Today's post was written by Bethany Webb. Bethany is a junior Communication Studies major at Samford University. She desires to work in youth girls ministry to help young girls be grounded in the Word.

Love at first sight. That’s where my love story begins. It’s the greatest love story of all time. For it was before I could love Him back, before I could even speak His name, that He began to pursue me. For He loved me while I was still in my mother’s womb. He saw me and loved me. He knew me. He made me – such a loving Creator. He was creating me so that He could love me.

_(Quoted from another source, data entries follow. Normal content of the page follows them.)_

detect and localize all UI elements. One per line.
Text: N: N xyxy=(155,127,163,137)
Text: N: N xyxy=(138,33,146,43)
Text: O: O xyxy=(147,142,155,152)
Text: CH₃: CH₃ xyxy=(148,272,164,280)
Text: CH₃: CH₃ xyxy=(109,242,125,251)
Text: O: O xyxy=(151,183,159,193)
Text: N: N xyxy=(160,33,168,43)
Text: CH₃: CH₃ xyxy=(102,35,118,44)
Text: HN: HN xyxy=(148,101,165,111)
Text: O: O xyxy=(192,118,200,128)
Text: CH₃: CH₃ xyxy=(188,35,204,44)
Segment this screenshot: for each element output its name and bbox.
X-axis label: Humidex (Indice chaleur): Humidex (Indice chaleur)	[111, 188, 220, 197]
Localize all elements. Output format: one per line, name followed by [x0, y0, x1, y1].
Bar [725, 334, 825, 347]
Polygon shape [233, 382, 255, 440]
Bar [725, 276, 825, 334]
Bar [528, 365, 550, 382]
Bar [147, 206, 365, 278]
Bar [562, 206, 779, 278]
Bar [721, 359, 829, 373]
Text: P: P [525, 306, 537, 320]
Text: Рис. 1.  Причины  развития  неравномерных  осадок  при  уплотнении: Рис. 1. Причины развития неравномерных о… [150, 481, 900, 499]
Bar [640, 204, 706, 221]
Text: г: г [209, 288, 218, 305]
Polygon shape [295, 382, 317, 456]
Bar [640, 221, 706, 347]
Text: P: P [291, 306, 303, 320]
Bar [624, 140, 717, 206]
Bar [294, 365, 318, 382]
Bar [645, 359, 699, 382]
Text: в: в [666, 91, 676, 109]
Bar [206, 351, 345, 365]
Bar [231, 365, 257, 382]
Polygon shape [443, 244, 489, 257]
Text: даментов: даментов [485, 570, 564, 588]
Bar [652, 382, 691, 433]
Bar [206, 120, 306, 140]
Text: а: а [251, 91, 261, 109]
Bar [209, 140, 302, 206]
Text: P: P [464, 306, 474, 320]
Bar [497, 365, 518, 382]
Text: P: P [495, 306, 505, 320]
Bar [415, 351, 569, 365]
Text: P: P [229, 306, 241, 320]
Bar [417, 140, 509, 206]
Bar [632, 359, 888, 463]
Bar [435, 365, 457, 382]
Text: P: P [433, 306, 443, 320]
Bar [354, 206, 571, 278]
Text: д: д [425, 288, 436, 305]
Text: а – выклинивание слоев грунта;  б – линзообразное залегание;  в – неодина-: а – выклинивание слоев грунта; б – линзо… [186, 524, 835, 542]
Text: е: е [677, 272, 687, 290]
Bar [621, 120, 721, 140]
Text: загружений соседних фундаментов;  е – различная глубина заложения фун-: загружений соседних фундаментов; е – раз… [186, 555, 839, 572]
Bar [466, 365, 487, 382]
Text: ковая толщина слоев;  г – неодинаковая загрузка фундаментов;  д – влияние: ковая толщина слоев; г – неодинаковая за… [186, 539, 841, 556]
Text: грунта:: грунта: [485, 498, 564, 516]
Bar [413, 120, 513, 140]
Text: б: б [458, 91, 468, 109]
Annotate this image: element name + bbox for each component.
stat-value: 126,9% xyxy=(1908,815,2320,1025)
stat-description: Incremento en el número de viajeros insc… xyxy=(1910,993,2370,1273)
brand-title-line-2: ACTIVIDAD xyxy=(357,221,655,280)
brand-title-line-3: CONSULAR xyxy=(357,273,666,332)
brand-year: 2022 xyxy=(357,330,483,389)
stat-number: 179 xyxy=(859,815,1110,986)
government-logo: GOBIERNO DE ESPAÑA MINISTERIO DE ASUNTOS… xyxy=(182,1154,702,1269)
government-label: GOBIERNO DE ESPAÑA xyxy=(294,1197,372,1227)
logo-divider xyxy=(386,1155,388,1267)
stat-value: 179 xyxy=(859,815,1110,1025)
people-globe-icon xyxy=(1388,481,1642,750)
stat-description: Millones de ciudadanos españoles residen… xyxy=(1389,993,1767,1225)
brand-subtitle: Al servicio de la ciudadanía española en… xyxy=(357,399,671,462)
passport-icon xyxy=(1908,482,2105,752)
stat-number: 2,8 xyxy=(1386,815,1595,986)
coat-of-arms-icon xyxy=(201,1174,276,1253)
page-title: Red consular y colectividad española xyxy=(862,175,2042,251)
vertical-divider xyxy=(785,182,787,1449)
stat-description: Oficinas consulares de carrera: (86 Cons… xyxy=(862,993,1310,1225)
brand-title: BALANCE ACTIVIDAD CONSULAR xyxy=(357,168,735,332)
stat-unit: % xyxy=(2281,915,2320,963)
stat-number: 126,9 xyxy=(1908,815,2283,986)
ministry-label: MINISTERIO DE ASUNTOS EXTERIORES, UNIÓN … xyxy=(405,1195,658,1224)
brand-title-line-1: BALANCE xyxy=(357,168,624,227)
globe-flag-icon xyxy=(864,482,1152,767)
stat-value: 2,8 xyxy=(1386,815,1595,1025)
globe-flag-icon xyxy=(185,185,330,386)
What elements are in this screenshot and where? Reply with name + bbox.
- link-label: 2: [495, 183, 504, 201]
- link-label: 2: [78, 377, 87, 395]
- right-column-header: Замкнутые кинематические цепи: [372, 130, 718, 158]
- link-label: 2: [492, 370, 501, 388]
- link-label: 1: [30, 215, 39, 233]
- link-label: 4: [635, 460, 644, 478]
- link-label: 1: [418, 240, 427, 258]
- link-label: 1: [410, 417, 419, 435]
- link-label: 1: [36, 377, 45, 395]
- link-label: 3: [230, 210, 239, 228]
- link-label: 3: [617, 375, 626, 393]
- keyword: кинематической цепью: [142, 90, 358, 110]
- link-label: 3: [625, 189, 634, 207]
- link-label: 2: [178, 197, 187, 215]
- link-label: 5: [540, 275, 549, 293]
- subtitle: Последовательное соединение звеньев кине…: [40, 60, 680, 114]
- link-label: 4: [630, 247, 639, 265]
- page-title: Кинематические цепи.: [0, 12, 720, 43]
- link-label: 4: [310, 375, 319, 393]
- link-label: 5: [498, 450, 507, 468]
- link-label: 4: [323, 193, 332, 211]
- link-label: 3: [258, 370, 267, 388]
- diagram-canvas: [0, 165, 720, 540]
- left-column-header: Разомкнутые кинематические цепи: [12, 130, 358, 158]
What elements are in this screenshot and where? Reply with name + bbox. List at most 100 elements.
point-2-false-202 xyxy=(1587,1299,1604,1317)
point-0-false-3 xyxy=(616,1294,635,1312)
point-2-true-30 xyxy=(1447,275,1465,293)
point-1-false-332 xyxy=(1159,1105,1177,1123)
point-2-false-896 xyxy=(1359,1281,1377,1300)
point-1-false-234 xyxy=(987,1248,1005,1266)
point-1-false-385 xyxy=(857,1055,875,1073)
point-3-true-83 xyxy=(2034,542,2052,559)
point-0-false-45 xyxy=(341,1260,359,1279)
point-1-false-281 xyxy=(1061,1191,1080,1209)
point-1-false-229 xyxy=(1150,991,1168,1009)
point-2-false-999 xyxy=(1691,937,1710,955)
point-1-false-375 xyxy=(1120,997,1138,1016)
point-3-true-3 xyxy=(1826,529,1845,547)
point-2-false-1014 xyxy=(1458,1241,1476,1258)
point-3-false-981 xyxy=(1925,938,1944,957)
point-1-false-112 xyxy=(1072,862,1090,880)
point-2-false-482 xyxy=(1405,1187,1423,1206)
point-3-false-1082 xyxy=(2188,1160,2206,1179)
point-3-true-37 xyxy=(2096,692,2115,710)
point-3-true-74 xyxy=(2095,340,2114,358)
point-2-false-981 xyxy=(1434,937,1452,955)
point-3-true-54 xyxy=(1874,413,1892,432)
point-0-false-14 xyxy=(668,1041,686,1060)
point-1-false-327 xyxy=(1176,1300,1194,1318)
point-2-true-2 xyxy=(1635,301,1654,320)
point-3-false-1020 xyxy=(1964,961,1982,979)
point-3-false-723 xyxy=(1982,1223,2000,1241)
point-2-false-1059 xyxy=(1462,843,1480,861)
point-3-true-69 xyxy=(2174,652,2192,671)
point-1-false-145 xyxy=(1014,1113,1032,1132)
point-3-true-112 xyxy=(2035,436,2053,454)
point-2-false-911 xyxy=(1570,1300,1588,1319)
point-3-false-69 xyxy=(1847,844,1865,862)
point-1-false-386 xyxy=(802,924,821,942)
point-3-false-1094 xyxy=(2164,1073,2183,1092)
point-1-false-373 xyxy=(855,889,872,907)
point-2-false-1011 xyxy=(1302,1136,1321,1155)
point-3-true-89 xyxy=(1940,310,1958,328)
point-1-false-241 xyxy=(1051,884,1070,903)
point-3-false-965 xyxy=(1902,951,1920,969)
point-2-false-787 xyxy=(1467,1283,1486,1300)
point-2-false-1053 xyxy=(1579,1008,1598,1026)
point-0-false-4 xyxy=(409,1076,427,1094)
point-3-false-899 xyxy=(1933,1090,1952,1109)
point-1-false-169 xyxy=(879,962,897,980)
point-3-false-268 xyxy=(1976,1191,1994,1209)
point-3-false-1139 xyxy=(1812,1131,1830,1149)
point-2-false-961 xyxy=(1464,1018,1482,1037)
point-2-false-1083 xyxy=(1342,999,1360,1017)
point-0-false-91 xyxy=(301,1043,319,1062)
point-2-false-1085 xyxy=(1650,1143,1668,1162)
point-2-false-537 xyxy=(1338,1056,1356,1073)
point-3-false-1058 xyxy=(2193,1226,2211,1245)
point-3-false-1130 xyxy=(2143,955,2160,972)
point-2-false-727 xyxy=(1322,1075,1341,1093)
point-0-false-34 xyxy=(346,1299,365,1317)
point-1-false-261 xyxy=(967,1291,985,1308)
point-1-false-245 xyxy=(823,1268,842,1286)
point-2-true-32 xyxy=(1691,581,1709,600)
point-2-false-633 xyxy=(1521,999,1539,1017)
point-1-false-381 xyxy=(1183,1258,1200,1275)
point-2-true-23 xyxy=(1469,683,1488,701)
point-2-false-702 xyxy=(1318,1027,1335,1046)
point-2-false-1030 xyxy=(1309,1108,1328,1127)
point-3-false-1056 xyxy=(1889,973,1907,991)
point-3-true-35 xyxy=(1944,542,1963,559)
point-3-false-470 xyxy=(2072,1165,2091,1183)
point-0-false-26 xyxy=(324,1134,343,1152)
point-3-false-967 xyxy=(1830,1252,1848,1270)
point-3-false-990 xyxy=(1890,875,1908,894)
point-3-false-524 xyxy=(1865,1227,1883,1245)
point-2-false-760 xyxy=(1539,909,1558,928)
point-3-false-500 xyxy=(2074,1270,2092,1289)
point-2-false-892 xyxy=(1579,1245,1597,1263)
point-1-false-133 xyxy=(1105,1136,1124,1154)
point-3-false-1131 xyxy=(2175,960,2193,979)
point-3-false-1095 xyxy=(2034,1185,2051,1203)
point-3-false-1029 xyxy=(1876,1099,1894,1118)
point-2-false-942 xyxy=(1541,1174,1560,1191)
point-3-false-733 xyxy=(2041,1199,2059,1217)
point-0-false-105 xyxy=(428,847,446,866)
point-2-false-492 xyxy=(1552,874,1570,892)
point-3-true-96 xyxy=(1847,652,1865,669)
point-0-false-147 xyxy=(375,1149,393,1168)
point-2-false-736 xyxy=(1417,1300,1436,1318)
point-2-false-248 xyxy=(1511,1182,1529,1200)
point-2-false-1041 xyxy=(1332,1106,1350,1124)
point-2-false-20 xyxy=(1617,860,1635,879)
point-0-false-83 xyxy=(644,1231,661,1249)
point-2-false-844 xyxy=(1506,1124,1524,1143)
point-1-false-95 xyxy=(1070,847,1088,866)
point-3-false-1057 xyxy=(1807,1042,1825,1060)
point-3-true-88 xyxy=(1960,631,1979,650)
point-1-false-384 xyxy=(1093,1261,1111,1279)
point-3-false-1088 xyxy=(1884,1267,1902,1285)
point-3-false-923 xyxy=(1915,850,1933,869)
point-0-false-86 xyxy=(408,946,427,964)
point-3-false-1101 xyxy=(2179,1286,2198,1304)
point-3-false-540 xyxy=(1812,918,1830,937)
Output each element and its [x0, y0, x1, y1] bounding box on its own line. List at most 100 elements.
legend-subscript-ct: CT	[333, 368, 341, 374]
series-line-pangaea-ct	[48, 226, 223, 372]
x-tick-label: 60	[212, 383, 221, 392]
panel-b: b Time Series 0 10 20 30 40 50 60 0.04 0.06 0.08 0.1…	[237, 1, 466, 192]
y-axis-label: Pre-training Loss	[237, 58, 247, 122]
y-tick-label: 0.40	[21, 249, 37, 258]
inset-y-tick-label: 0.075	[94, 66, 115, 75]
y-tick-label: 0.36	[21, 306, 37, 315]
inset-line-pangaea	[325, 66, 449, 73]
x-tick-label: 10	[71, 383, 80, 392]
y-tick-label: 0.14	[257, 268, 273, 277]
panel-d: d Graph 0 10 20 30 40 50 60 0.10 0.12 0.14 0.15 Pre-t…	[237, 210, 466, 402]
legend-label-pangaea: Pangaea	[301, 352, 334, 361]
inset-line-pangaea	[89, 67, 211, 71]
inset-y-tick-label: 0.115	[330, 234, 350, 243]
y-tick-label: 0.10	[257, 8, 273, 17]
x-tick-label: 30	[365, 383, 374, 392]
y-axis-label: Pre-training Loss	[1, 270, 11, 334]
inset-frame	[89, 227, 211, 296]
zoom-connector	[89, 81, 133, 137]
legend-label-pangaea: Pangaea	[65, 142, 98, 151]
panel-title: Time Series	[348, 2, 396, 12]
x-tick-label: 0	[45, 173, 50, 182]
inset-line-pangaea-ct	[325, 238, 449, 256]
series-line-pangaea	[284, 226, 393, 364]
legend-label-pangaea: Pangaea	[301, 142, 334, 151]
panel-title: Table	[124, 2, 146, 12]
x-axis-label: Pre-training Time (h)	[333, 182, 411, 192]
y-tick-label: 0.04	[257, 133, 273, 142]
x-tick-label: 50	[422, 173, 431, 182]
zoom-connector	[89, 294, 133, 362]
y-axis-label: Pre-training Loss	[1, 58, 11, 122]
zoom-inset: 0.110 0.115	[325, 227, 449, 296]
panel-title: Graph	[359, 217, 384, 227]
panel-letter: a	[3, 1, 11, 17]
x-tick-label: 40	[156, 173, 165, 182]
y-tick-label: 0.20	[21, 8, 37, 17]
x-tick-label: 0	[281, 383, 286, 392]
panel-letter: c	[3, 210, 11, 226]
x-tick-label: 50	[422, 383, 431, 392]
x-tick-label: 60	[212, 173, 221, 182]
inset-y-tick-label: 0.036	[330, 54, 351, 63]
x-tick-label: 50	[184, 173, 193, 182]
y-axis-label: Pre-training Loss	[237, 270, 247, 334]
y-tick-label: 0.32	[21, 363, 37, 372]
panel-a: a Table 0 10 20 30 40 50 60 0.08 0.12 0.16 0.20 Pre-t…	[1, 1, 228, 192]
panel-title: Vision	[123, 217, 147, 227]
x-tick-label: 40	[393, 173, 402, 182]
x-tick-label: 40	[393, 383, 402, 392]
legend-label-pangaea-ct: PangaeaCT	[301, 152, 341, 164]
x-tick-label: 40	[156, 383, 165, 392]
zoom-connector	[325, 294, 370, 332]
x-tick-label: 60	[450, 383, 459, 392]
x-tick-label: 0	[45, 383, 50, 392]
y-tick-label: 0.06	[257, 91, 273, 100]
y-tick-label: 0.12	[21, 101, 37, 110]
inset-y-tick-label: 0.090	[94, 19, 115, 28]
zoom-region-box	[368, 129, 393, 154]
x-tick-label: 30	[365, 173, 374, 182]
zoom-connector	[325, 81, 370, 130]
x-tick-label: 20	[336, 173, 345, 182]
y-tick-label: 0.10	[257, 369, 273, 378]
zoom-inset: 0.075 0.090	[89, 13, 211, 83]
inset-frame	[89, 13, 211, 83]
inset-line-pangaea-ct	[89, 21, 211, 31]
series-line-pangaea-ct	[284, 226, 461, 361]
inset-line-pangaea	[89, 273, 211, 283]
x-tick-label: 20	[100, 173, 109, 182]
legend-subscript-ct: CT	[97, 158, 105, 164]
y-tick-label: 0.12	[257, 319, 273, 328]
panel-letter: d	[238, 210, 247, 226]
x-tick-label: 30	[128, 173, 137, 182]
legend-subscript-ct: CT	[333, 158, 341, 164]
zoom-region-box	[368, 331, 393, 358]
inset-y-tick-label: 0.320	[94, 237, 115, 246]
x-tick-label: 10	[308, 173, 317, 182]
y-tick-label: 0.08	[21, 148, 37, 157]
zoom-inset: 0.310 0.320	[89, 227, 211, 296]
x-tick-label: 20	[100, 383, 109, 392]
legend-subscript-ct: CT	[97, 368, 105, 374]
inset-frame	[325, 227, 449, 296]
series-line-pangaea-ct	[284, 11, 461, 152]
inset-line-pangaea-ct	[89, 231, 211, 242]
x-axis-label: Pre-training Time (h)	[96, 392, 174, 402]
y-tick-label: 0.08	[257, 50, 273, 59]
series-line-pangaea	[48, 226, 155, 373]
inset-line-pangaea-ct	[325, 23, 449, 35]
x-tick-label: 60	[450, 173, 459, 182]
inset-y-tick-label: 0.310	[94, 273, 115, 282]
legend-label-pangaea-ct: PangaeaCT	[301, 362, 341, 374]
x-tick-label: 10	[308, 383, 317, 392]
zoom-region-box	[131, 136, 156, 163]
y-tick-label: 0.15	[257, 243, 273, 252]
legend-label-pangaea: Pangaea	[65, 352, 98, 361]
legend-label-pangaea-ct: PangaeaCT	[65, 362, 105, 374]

My Beloved’s pursuit for me began at an early age, right when I began to see the evil and hate in the world. Just like boys chase little girls around the schoolyard hoping for a kiss, so He chased my tender heart till He had captured it. Still, I was young then and did not fully understand the extent of His love. I barely grasped that, to win my heart, He had sacrificed His home, His Father, and even His life. Nevertheless, He was not discouraged by my infantile affection, but waited patiently for my heart to mature.

In the same way that two lovers find joy in learning about the other and revealing their personality and wishes to each other, so my Lover took joy in disclosing His character and will to me. He sent me letter after letter showing who He was and what He does. He then turned around and listened ever so intently as I shared my desires and my hurts and my joys. He was the most attentive listener. Yet, for some reason I still held Him at a distance. Though He never once betrayed my trust or left me, I selfishly refrained from committing to an exclusive relationship and giving Him everything. I loved learning about Him and telling Him about myself, but I still held part of me back, fighting the deluge of love He promised.

I soon learned that I had other lovers – lovers that promised excitement and pleasure. It was then my whoredom began. I began giving my heart to other lovers. I prostituted my soul, myself. I deserted the Beloved who had created me, pursued me, and loved me. Whenever my other lovers failed to meet their vows, I would turn to Him for comfort, yet none there did I find. When my other beaus left my heart emptier than when I first began, there was no True Beloved to fill it back up. I began to believe He had deserted me. He was never there when my lovers broke my heart. He was never there to give me the love I needed, I desired, and for which I was created.

Angry one night, I lashed out and accused Him of leaving me. How could He who supposedly loved me more than anyone turn His back on me? Where was He when I needed His love the most? At first, there was no answer. Then, just as Romeo surprised Juliet under her balcony, I felt my Lover return to me. I realized then that He had never left me, never stopped pursuing me. Instead, I had left Him and ran away as fast as I could. He had been waiting below my balcony the whole time, waiting for me to look down and invite Him to climb up the lattice.

Ashamed, I felt unworthy of His love, unworthy of my Beloved who had given everything for me. Why should He take me back when I had cheated on Him? I was dirty, used, beaten down by my worldly lovers. He was perfect, beautiful; He deserved better than me. While those thoughts were still running through my brain and infecting my heart, my Beloved reached out and touched me, gently. He spoke tenderly to me. “I chose you before I spoke the earth into being. No star, no flower, no creature holds My heart like you do. I gave everything for you, so that you would feel My love instead of shame. I spilled My blood so that your heart would be full. You are beautiful because you are loved by Me.”